An old trick for bytecode interpreters is to use indirect jumps for going to the next opcode’s implementation (gcc had a ‘computed goto’ extension that was used for this. For Rust I guess you would want function pointers plus something to force TCE?) and putting those indirect jumps at the prelude of every opcode implementation. This meant that the indirect-jump-predictor (which cpus have because of oop) would have separate models for the ends of different opcodes and so would be more likely to predict correctly (maybe you have a hard time predicting a the next instruction but it is much more likely that a test is followed by a branch).
I think other tricks (e.g. storing top of stack in registers for a stack machine) matter more though, and I don’t know if the trick described above is still relevant.
Just to add some jargon for folks who want to do more research into this:
The technique of having the interpreter dispatch duplicated in the postlude of each handler function is called "threading". If your dispatch uses an indirect jump, it's called "indirect threading". The indirect-jump-predictor is known as branch target predictor (BTB).

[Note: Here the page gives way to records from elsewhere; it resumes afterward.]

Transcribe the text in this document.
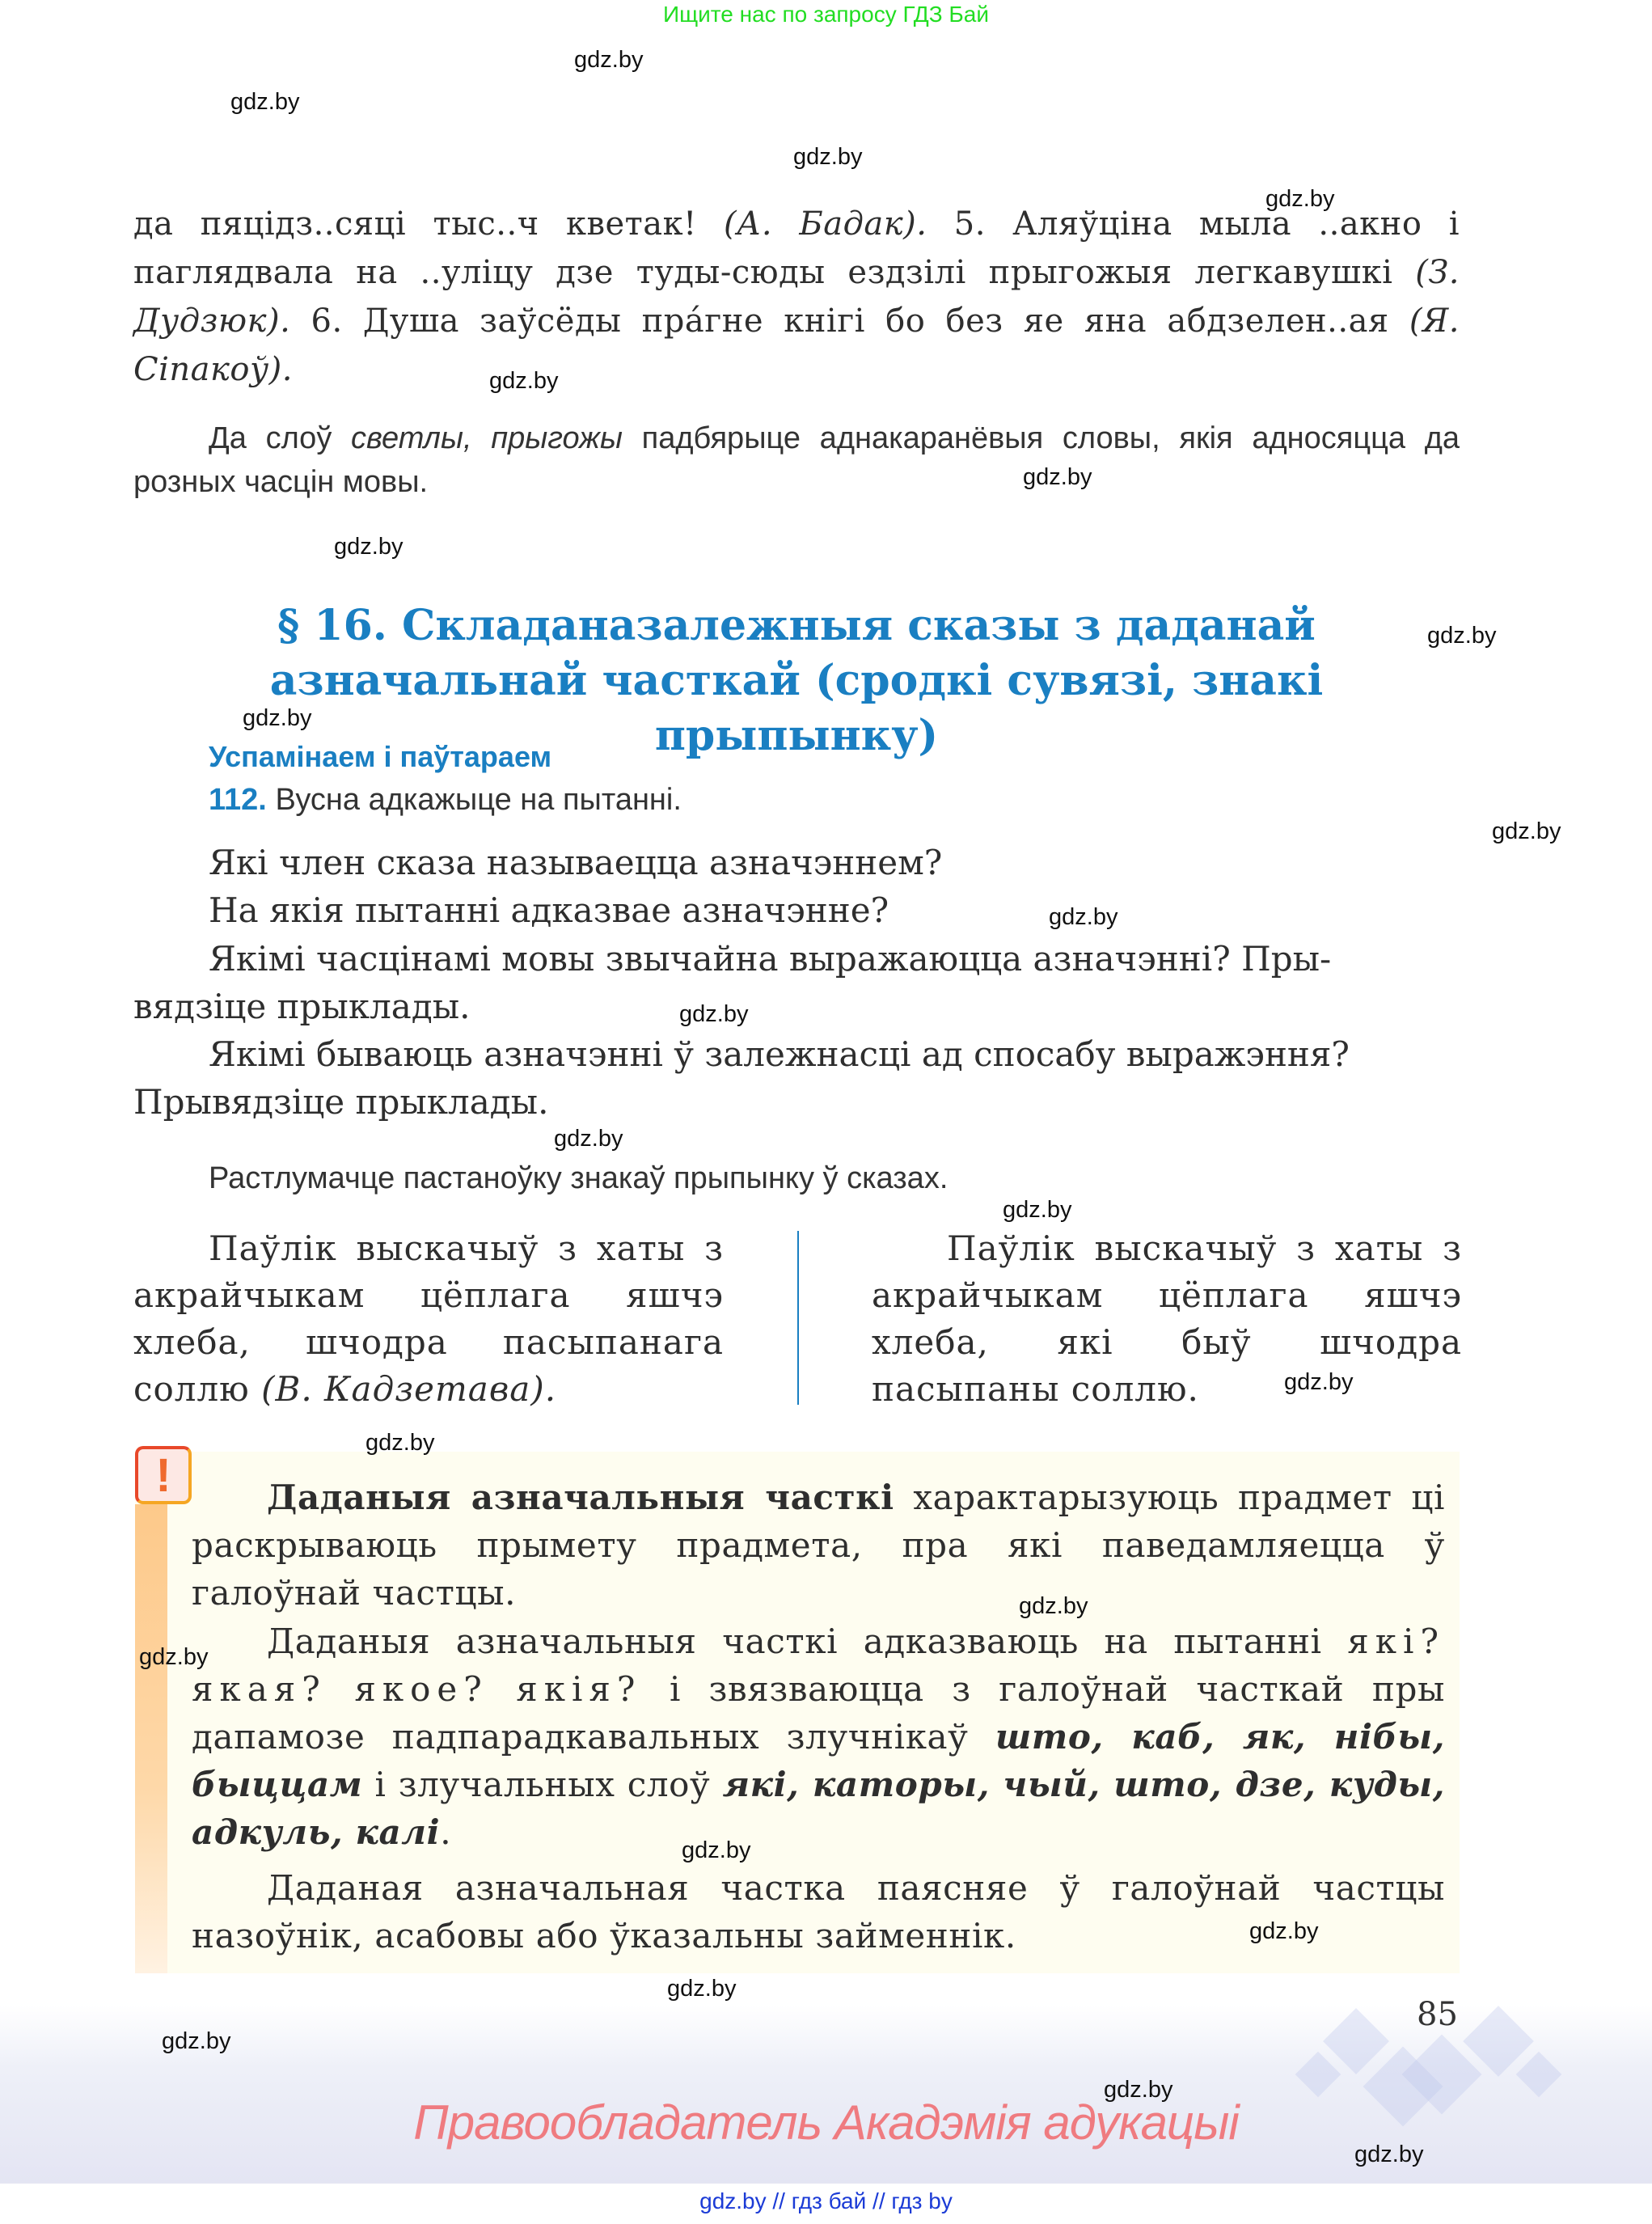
Ищите нас по запросу ГДЗ Бай
да пяцідз..сяці тыс..ч кветак! (А. Бадак). 5. Аляўціна мыла ..акно і паглядвала на ..уліцу дзе туды-сюды ездзілі прыгожыя легкавушкі (З. Дудзюк). 6. Душа заўсёды пра́гне кнігі бо без яе яна абдзелен..ая (Я. Сіпакоў).
Да слоў светлы, прыгожы падбярыце аднакаранёвыя словы, якія адносяцца да розных часцін мовы.
§ 16. Складаназалежныя сказы з даданай
азначальнай часткай (сродкі сувязі, знакі прыпынку)
Успамінаем і паўтараем
112. Вусна адкажыце на пытанні.
Які член сказа называецца азначэннем?
На якія пытанні адказвае азначэнне?
Якімі часцінамі мовы звычайна выражаюцца азначэнні? Пры-
вядзіце прыклады.
Якімі бываюць азначэнні ў залежнасці ад спосабу выражэння?
Прывядзіце прыклады.
Растлумачце пастаноўку знакаў прыпынку ў сказах.
Паўлік выскачыў з хаты з акрайчыкам цёплага яшчэ хлеба, шчодра пасыпанага соллю (В. Кадзетава).
Паўлік выскачыў з хаты з акрайчыкам цёплага яшчэ хлеба, які быў шчодра пасыпаны соллю.
!	Даданыя азначальныя часткі характарызуюць прадмет ці раскрываюць прымету прадмета, пра які паведамляецца ў галоўнай частцы.
Даданыя азначальныя часткі адказваюць на пытанні які? якая? якое? якія? і звязваюцца з галоўнай часткай пры дапамозе падпарадкавальных злучнікаў што, каб, як, нібы, быццам і злучальных слоў які, каторы, чый, што, дзе, куды, адкуль, калі.
Даданая азначальная частка паясняе ў галоўнай частцы назоўнік, асабовы або ўказальны займеннік.
85
Правообладатель Акадэмія адукацыі
gdz.by // гдз бай // гдз by
gdz.by
gdz.by
gdz.by
gdz.by
gdz.by
gdz.by
gdz.by
gdz.by
gdz.by
gdz.by
gdz.by
gdz.by
gdz.by
gdz.by
gdz.by
gdz.by
gdz.by
gdz.by
gdz.by
gdz.by
gdz.by
gdz.by
gdz.by
gdz.by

Yeah I've spent time on this topic before when working in C++, but haven't invested much energy in thinking about how one would do it efficiently in Rust yet. Luckily performance is not my #1 concern, at least not yet. And maybe if I got down that road more I'd just invest in going JIT with cranelift or similar.
I think other tricks (e.g. storing top of stack in registers for a stack machine) matter more though, and I don’t know if the trick described above is still relevant.